By Joe Guillen
The Detroit general pension fund board voted today to fully support the city's restructuring plan, including a requirement that the board establish an oversight committee to watch over investments for the next 20 years.
The board will send letters to its members -- approximately 18,000 active workers and retirees -- urging them to vote "yes" on the city's plan, which would cut their monthly pension checks by 4.5% and, for many, recoup a portion of their annuity savings accounts.
The pension board trustees voted 5-2 to support the plan, which ultimately must be approved by U.S. bankruptcy Judge Steven Rhodes. A trial to confirm the plan is scheduled to start on Aug. 14.
Trustee June Nickleberry, a city worker for more than 25 years, said she voted against supporting the city's plan because she didn't feel comfortable telling workers and retirees how to vote. Nickleberry said she still hasn't decided how she will vote on her ballot.
"I believe it's a good deal. I believe that the attorneys have been working their (butts) off. I'm a union rep so I know about negotiations and how hard it is to keep everything you want," she said. "I just feel uncomfortable with the fact that we're telling people to vote 'yes' on it."
Trustee Wendell Anthony, who is also president of the Detroit NAACP, said he voted to support the city's plan with trepidation. Anthony was not present at today's meeting but participated via a conference call.
"I don't like the plan but in the best interests of the constituents, I vote yes," he said.
The general pension board last week hosted an informational session for members urging them to vote "yes" on the city's plan.

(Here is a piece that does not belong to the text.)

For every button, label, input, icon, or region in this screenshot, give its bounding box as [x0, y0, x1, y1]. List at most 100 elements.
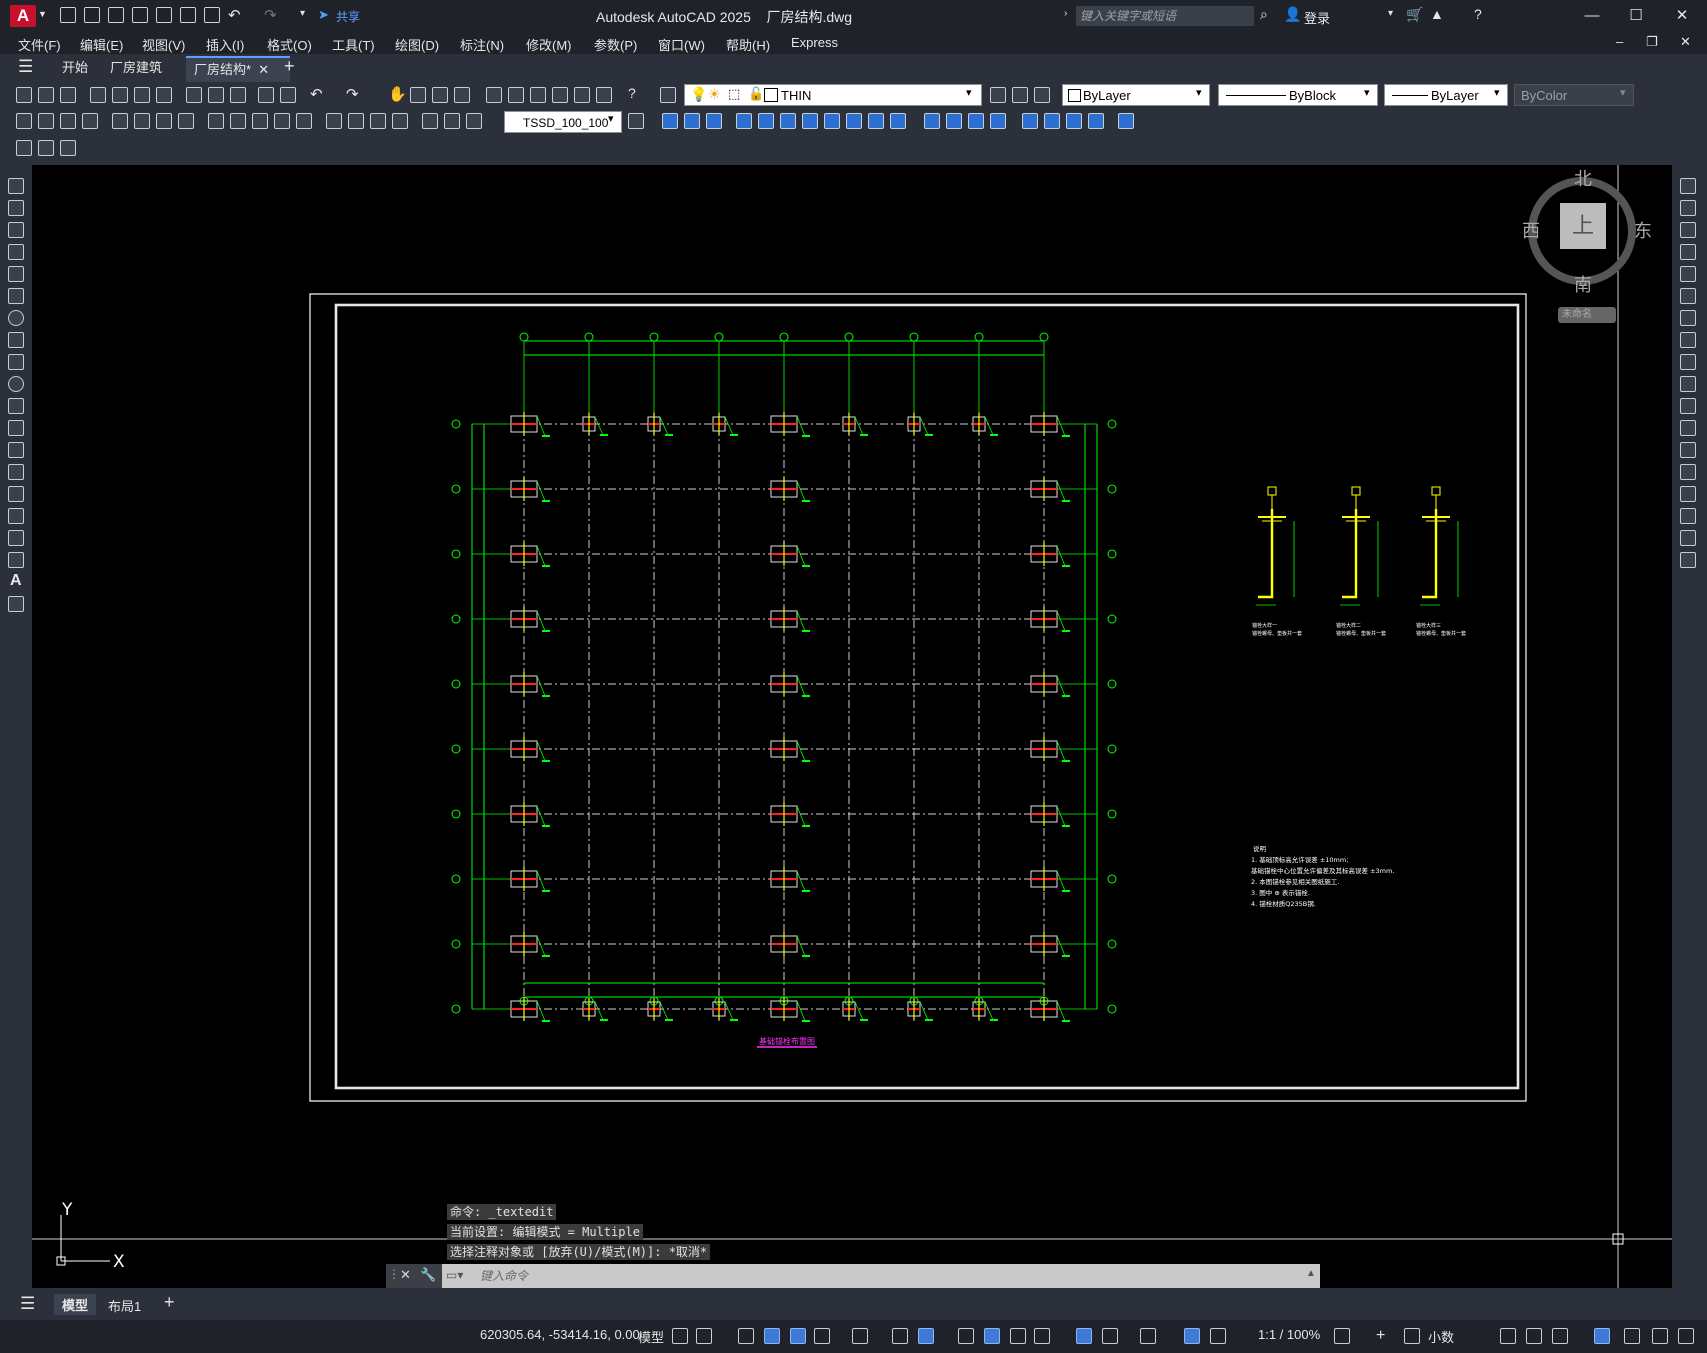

But conditions on the so-called "grand bargain" -- a pot of money equivalent to $816 million that will help reduce pension cuts -- call on the city's pension funds to provide assurances that it will fully support the city's restructuring plan, including establishment of an oversight committee and terms of an agreement to restore retirement benefits in the future under certain conditions.
Members of the General Retirement System and the Police and Fire Retirement System have until July 11 to return their ballot. If either pension fund rejects the city's offer, funding for the grand bargain would fall apart and retirees would face harsher pension cuts. The Police and Fire system board is expected to vote on the plan Thursday.